Because the night lacks stars and is brightened only by cloud-filtered moonlight, Jergen doesn’t expect the darkness to be much deeper under the trees, but it is. Without the NVGs, they would be nearly blind.

Given Gavin Washington’s background, there is a possibility that he is equipped with goggles of his own, though they won’t be MIL-SPEC Generation 4 gear with eighty-thousand amplification, but rather Generation 1-plus. Hunter and hobbyist models ranging from a few hundred bucks to a couple thousand dollars will not serve Washington nearly as well as their headsets will serve them.
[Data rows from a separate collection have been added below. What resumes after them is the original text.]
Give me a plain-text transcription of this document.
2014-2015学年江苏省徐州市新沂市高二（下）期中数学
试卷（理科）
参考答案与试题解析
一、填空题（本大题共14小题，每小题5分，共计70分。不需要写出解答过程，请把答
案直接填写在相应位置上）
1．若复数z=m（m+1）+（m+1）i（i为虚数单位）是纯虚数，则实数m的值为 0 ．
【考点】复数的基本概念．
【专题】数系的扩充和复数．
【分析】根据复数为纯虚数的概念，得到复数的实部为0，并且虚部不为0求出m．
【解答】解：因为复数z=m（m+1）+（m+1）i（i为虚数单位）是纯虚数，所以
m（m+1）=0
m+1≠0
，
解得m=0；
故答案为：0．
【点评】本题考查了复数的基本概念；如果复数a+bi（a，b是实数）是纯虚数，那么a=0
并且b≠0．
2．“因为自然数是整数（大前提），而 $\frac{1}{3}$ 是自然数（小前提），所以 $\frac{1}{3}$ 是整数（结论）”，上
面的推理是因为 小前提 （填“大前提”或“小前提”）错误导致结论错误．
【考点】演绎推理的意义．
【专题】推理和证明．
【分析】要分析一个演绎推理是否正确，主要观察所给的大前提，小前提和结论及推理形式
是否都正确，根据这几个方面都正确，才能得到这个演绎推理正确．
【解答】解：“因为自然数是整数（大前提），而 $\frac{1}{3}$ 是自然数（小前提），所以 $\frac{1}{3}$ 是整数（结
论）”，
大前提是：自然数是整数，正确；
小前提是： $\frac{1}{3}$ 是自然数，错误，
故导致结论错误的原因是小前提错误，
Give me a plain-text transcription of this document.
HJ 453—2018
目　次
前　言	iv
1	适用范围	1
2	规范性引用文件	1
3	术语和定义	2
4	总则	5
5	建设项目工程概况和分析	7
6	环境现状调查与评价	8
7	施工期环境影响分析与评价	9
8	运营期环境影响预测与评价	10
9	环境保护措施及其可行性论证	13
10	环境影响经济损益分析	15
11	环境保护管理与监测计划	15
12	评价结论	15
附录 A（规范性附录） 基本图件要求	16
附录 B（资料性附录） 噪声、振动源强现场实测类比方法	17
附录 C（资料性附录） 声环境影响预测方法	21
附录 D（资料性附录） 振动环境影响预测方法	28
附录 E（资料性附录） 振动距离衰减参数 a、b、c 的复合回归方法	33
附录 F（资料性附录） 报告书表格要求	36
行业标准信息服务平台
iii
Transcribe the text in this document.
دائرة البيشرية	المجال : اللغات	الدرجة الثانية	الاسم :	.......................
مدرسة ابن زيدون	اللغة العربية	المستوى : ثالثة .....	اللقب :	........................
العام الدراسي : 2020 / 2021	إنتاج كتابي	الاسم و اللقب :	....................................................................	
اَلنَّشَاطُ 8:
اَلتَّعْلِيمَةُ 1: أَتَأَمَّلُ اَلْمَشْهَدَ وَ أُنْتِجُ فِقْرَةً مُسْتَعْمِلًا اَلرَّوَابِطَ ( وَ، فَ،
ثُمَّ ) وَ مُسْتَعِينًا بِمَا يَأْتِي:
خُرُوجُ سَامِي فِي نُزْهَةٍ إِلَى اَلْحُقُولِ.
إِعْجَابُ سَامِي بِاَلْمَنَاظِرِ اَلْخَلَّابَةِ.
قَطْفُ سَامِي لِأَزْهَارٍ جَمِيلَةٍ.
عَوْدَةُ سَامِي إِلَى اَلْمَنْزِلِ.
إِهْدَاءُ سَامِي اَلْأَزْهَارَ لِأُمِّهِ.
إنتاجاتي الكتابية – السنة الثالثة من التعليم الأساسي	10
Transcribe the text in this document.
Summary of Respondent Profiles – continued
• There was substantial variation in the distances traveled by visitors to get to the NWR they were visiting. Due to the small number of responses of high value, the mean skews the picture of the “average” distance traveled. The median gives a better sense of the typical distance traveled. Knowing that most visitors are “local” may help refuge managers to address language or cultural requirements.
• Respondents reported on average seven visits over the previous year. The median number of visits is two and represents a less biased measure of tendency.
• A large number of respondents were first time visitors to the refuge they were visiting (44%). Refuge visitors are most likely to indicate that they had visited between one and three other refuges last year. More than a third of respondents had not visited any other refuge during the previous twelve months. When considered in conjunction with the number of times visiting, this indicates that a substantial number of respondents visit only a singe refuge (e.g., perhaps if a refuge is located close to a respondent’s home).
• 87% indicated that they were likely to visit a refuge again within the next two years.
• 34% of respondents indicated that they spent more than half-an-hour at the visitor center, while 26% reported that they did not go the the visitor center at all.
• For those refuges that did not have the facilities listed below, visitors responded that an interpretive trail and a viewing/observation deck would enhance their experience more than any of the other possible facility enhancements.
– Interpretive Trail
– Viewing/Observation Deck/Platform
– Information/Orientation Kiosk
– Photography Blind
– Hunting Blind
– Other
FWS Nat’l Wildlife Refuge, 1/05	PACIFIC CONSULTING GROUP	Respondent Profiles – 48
Jergen and Dubose proceed at a matched pace, moving from tree to tree, pistols in a two-hand grip. They are wary of the tall grass and the trees ahead, which offer cover to the Washingtons if they have chosen to get out of their vehicle and establish a forward position in an attempt to set a trap.

This is unlikely. For one thing, they will assume that their body heat will betray them. And chances are they will stay with the boy. They have been counting on the cool water of the stream and the canopy of trees to mask the Rover’s heat signature. Now that they realize this ruse didn’t work, they won’t have had time to plan another.

In retrospect, Dubose’s preference for killing the Washingtons on sight in favor of capturing just the boy does not seem to be as ill-considered as Jergen first thought. He certainly doesn’t want to die here tonight—or anywhere on any night. Better to act first and decisively. All they really need is the boy. With him, they will have Jane Hawk by the short hairs.